The affidavit shall state the facts and the reasons for the belief that bias or prejudice exists, and shall be filed not less than ten days before the beginning of the term at which the proceeding is to be heard, or good cause shall be shown for failure to file it within such time. A party may file only one such affidavit in any case. It shall be accompanied by a certificate of counsel of record stating that it is made in good faith.

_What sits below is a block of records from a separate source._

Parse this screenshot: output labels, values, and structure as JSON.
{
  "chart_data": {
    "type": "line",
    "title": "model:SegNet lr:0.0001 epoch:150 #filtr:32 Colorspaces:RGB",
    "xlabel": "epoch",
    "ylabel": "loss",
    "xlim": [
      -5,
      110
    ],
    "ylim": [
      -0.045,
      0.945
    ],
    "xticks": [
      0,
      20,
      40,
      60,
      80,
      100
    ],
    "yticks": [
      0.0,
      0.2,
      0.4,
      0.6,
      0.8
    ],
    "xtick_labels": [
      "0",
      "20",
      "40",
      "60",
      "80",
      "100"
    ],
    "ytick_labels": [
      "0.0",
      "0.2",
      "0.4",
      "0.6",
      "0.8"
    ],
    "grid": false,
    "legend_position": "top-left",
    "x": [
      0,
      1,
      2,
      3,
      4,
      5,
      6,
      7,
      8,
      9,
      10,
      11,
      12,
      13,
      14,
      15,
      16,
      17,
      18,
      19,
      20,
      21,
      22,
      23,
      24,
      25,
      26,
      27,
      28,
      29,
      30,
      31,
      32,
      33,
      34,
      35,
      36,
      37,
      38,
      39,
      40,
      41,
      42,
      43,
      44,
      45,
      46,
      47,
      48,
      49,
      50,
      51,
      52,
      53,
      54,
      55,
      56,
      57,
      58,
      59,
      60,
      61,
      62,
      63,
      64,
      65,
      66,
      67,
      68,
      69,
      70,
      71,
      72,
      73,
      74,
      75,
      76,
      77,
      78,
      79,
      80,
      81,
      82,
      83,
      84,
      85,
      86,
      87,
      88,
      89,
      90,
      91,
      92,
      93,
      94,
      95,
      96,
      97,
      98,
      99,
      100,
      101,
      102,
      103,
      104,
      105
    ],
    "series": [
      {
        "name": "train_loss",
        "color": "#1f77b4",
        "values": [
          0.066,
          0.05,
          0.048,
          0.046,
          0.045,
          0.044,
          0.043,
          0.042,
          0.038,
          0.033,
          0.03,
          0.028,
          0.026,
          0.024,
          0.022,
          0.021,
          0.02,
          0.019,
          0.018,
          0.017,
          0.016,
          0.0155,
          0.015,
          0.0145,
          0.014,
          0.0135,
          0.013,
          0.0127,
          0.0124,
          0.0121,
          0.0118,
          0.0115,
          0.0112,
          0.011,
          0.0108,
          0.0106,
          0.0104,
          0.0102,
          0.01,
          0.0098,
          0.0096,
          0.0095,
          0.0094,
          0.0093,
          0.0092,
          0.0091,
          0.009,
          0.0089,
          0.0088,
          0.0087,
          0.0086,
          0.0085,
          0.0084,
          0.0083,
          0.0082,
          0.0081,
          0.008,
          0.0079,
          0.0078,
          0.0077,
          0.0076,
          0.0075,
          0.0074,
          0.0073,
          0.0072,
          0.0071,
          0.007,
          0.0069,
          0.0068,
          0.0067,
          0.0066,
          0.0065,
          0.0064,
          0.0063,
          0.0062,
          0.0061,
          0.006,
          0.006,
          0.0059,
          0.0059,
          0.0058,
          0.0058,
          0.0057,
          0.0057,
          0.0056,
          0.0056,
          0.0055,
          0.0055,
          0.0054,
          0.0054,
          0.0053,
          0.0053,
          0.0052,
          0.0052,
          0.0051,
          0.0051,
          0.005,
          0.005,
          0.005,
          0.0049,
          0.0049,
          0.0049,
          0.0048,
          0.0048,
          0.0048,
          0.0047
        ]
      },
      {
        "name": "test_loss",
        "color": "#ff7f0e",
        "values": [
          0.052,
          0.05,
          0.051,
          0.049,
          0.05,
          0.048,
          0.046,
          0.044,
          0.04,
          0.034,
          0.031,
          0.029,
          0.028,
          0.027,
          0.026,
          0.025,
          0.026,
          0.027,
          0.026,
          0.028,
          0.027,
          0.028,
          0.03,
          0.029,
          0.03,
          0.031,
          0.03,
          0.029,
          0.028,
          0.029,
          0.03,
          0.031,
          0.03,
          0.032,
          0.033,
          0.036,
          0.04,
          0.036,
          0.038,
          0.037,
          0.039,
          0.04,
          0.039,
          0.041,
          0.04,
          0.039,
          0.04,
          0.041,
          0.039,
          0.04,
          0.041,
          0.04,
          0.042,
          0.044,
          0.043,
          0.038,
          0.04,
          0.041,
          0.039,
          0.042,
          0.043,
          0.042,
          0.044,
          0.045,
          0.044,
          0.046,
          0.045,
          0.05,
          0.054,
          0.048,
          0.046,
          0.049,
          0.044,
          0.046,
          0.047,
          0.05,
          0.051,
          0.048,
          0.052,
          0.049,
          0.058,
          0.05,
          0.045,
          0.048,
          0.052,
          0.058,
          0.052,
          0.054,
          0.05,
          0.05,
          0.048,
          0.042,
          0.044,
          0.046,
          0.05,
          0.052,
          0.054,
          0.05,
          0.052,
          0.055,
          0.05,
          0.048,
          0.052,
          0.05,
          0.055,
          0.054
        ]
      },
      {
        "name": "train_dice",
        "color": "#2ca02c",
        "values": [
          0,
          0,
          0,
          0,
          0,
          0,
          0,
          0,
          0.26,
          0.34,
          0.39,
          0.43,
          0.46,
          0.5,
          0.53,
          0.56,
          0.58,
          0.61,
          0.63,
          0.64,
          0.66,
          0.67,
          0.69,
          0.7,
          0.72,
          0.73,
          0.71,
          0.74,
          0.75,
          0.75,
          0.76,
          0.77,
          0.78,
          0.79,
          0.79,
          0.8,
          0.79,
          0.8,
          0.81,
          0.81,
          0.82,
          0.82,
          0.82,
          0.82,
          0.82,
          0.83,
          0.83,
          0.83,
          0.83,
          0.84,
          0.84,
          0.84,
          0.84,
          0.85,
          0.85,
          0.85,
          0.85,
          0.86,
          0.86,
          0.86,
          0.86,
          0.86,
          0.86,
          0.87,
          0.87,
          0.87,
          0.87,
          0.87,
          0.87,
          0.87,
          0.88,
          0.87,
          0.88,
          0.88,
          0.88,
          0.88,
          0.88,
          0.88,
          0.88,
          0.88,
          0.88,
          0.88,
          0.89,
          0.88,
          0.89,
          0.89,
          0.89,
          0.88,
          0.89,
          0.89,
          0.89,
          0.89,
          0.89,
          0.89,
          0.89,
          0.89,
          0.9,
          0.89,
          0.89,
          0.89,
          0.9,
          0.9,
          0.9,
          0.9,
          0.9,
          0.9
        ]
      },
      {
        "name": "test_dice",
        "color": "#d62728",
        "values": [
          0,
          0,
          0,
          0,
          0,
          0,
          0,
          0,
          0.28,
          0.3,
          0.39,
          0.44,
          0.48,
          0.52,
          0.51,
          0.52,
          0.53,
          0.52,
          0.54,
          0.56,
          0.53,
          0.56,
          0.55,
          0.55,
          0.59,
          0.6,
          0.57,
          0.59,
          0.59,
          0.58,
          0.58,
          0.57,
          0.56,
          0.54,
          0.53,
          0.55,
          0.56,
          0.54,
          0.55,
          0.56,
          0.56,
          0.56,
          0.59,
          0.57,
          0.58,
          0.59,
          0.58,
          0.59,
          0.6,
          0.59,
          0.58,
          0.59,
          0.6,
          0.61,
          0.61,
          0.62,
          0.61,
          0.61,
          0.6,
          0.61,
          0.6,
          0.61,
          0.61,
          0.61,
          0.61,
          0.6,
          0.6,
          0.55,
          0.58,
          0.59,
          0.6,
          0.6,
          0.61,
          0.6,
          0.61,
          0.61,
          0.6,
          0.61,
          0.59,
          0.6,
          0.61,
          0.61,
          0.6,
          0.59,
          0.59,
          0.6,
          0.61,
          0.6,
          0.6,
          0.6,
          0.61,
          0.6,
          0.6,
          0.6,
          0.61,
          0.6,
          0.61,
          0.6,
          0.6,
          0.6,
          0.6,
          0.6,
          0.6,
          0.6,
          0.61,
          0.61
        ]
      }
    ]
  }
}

Note the highlighted portion: “A party may file only one such affidavit in any case.” The problem is that this not the first § 144 motion filed by Arpaio in this case. Let’s set the Wayback machine a thousand documents or so back in the Melendres docket to February 23, 2009, when the Melendres case was under a different judge, U.S. District Judge Mary Murguia. Arpaio filed a motion for recusal then:
Defendants Joseph M. Arpaio, Maricopa County, and the Maricopa County Sheriff’s Office, pursuant to 28 U.S.C. § 144 and 28 U.S.C. § 455, and also pursuant to Rule 83.5, Local Rules for the United States District Court for the District of Arizona, respectfully submit this Motion for Recusal.
That’s why the current judge is someone without a Latino surname, G. Murray Snow. Filing TWICE under 28 USC § 144 appears to this writer to be a huge legal blunder.